You can spot a struggling (and potentially failing) CEO a mile off by simply looking at the types of decisions they make.
Not surprisingly, weak CEOs pander to public opinion, they manage the routine rather than the extraordinary, and they worry more about being right than achieving the right outcome. Poorly performing chief executives seek a safe decision rather than the courageous decision.
It’s also important to understand safe decisions are not universally synonymous with smart decisions. In fact, most times the safe decision is a rationalization or justification that attempts to provide cover for what is knowingly a less than optimal choice. Have you ever noticed how weak CEOs will often opt for the easy decision, while the best chief executives have learned to make the tough decisions look easy?
CEOs whose default setting is to “play it safe” do not impress me. Many will read the aforementioned statement as being unduly harsh – therein lies the problem. Organizations have incubated a generation of leaders who believe their job is to make safe decisions, not to rock the boat, and to protect people’s feelings when those leaders rise the office of chief executive their default settings for risk aversion become magnified. A CEO’s job is to make good decisions regardless of how people feel about it.
I’m not suggesting decisions be made in callous fashion or with reckless abandon, but neither do I believe every decision needs to be hedged, every expectation needs to be lowered, or every constituency needs to be pandered to. While good decisions measure and manage risk, they are rarely risk-free. CEOs who look for risk-free decisions do little more than cede opportunities to others. The best chief executives manage the opportunity first – and risk second.
Following are five types of decisions that many see as the safe decision – savvy CEOs understand they’re anything but safe:
- The Politically Correct Decision: Smart CEOs don’t seek to be politically correct – they seek to be correct. Being politically correct rarely solves problems – it exacerbates them. Real change, not the politically correct version, is built upon seeking the truth, and not some watered-down version thereof. The first step in solving problems is to deal with whole truths, not untruths or partial truths.

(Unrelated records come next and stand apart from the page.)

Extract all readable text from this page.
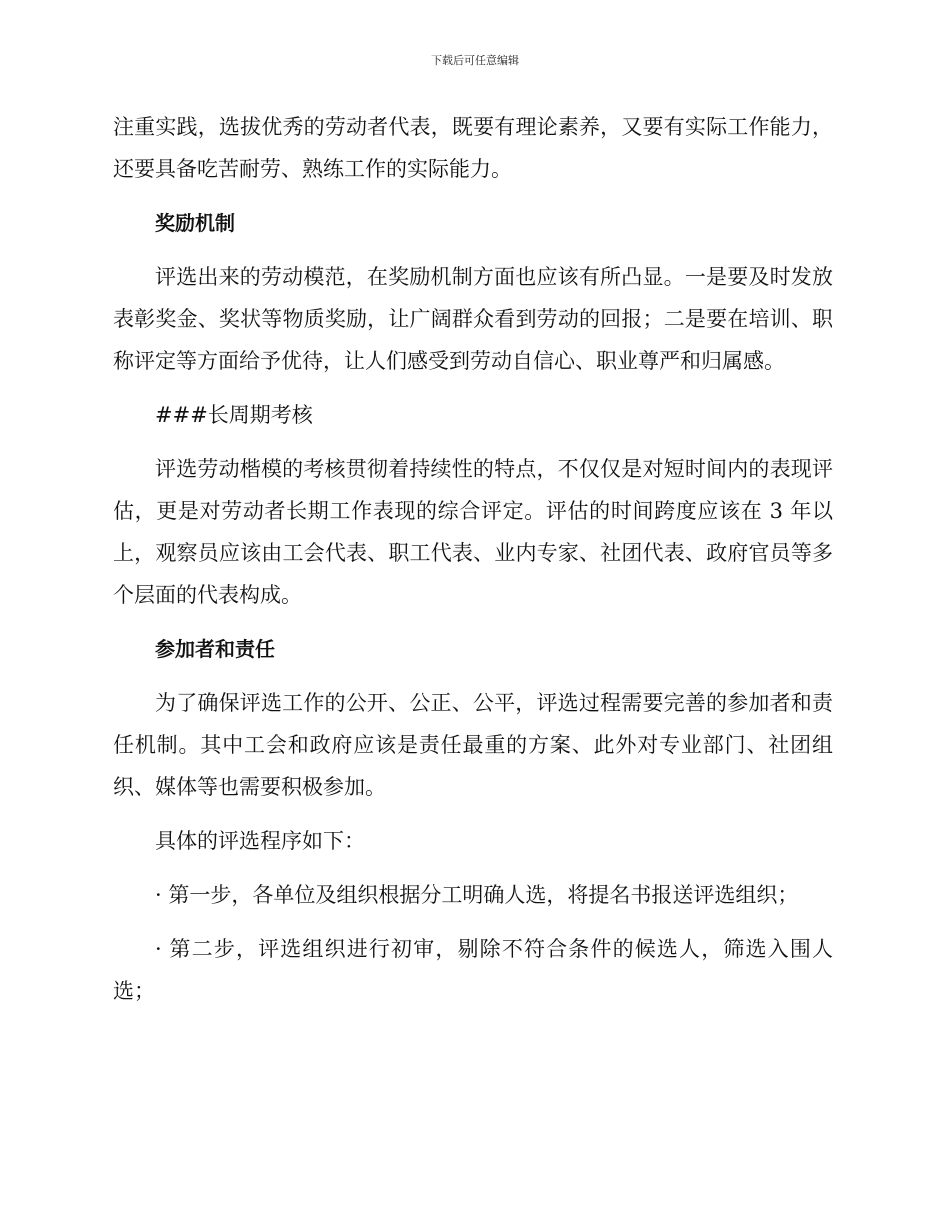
下载后可任意编辑

注重实践，选拔优秀的劳动者代表，既要有理论素养，又要有实际工作能力，还要具备吃苦耐劳、熟练工作的实际能力。

奖励机制

评选出来的劳动模范，在奖励机制方面也应该有所凸显。一是要及时发放表彰奖金、奖状等物质奖励，让广阔群众看到劳动的回报；二是要在培训、职称评定等方面给予优待，让人们感受到劳动自信心、职业尊严和归属感。

###长周期考核

评选劳动楷模的考核贯彻着持续性的特点，不仅仅是对短时间内的表现评估，更是对劳动者长期工作表现的综合评定。评估的时间跨度应该在 3 年以上，观察员应该由工会代表、职工代表、业内专家、社团代表、政府官员等多个层面的代表构成。

参加者和责任

为了确保评选工作的公开、公正、公平，评选过程需要完善的参加者和责任机制。其中工会和政府应该是责任最重的方案、此外对专业部门、社团组织、媒体等也需要积极参加。

具体的评选程序如下：

· 第一步，各单位及组织根据分工明确人选，将提名书报送评选组织；

· 第二步，评选组织进行初审，剔除不符合条件的候选人，筛选入围人选；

- The Talent Decision: I can’t even begin to count the number of times I’ve witnessed organizations make the safe hire instead of the right hire. The reason companies make bad hires is they compromise, they settle, they play it safe – they don’t hire the best person for the job. Compromise has its place in business, but it has no role in the acquisition of talent. Leaders too often focus on the “nice to haves” instead of the “must-haves.” They allow themselves to be distracted by disparate, insignificant factors, rather than holding out for the best person for the job. My definition of irony: when CEOs complain about their talent. I’ve always believed leaders deserve the teams they build. Here’s the thing – when leaders make a bad hire they have no one to blame but themselves. If you don’t believe you can hire world-class talent, don’t be surprised when others begin to share your opinion.
- The Values Decision: Rewarding performance over values might seem to be safe or smart, but it is neither. Organizations have core values for a reason – to give them a true north. Organizational values exist to align interests, actions, and direction. Ultimately they exist to create a hi-trust environment where exceptional performance is the rule and not the exception. When leaders make decisions that contradict core values there is a steep price to pay – a loss of trust. When a CEO talks about values but fails to act on or defend them, the entire enterprise is placed at risk. The best CEOs have a zero-tolerance policy for actions and/or decisions that constitute a violation of corporate values.

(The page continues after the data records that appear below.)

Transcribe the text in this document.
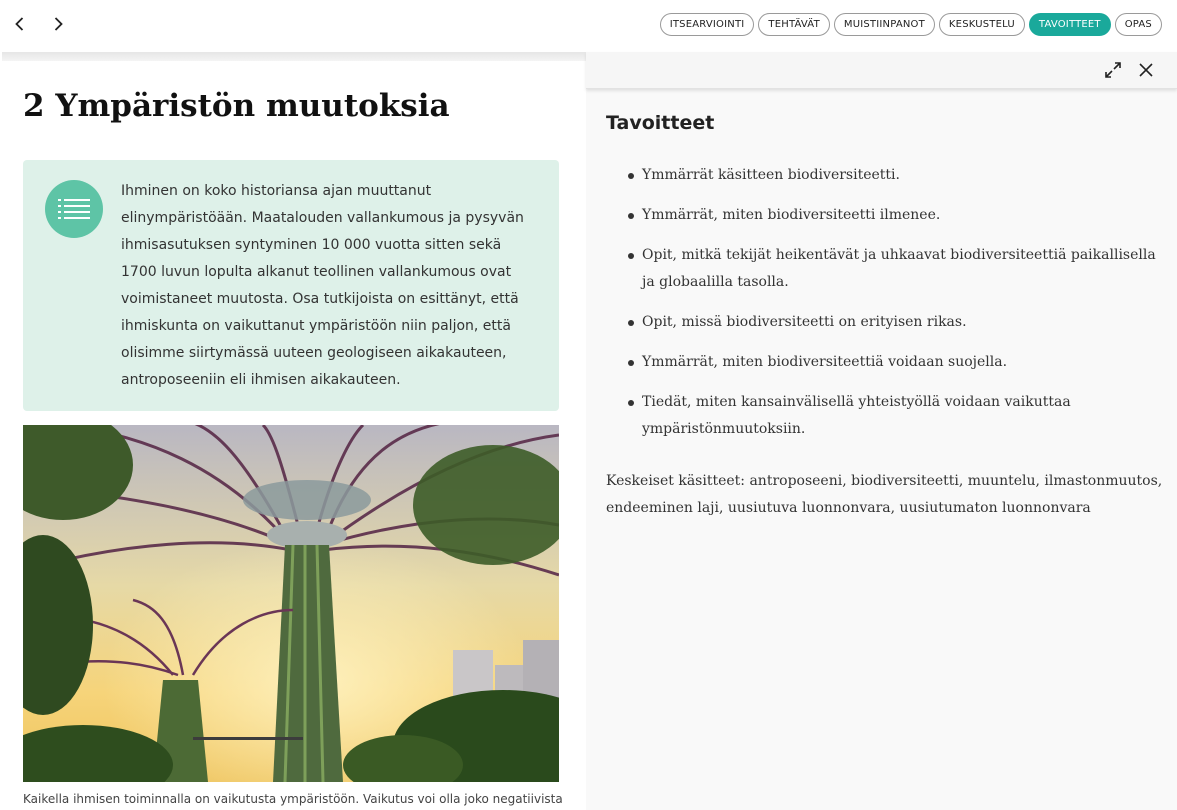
ITSEARVIOINTI	TEHTÄVÄT	MUISTIINPANOT	KESKUSTELU	TAVOITTEET	OPAS
2 Ympäristön muutoksia

Ihminen on koko historiansa ajan muuttanut elinympäristöään. Maatalouden vallankumous ja pysyvän ihmisasutuksen syntyminen 10 000 vuotta sitten sekä 1700 luvun lopulta alkanut teollinen vallankumous ovat voimistaneet muutosta. Osa tutkijoista on esittänyt, että ihmiskunta on vaikuttanut ympäristöön niin paljon, että olisimme siirtymässä uuteen geologiseen aikakauteen, antroposeeniin eli ihmisen aikakauteen.

Kaikella ihmisen toiminnalla on vaikutusta ympäristöön. Vaikutus voi olla joko negatiivista

Tavoitteet
Ymmärrät käsitteen biodiversiteetti.
Ymmärrät, miten biodiversiteetti ilmenee.
Opit, mitkä tekijät heikentävät ja uhkaavat biodiversiteettiä paikallisella ja globaalilla tasolla.
Opit, missä biodiversiteetti on erityisen rikas.
Ymmärrät, miten biodiversiteettiä voidaan suojella.
Tiedät, miten kansainvälisellä yhteistyöllä voidaan vaikuttaa ympäristönmuutoksiin.

Keskeiset käsitteet: antroposeeni, biodiversiteetti, muuntelu, ilmastonmuutos, endeeminen laji, uusiutuva luonnonvara, uusiutumaton luonnonvara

- The Managed Decision: Many CEOs believe if they can manage enough aspects of a decision then it will be safe to make. When decisions are over-managed they tend to be under-effective. CEOs need to stop managing decisions and just make them. I’ve always said, “managing expectations is gamesmanship – aligning them is leadership.” Smart CEOs offer a compass they don’t draw the map. Think guidelines – not rules. Think surrender – not control. Build the right team and have the confidence to allow decisions to be made closet to the point of impact.
- The No Decision: While it may seem safe to not make a decision, it’s probably not. The reality is, not making a decision is still a decision – it’s usually just not the right decision. Avoiding a decision doesn’t mean you’ll avoid the issue; you’ll likely just exacerbate it. Great CEOs don’t find safety by sticking their head in the sand; they find safety in consistently making good decisions. However the greatest security is found to teaching others to make great decisions and then granting them the responsibility and authority to make them.
The best CEOs don’t play it safe, they don’t look the other way when something is wrong, and they don’t compromise on values. They do the right thing. Thoughts?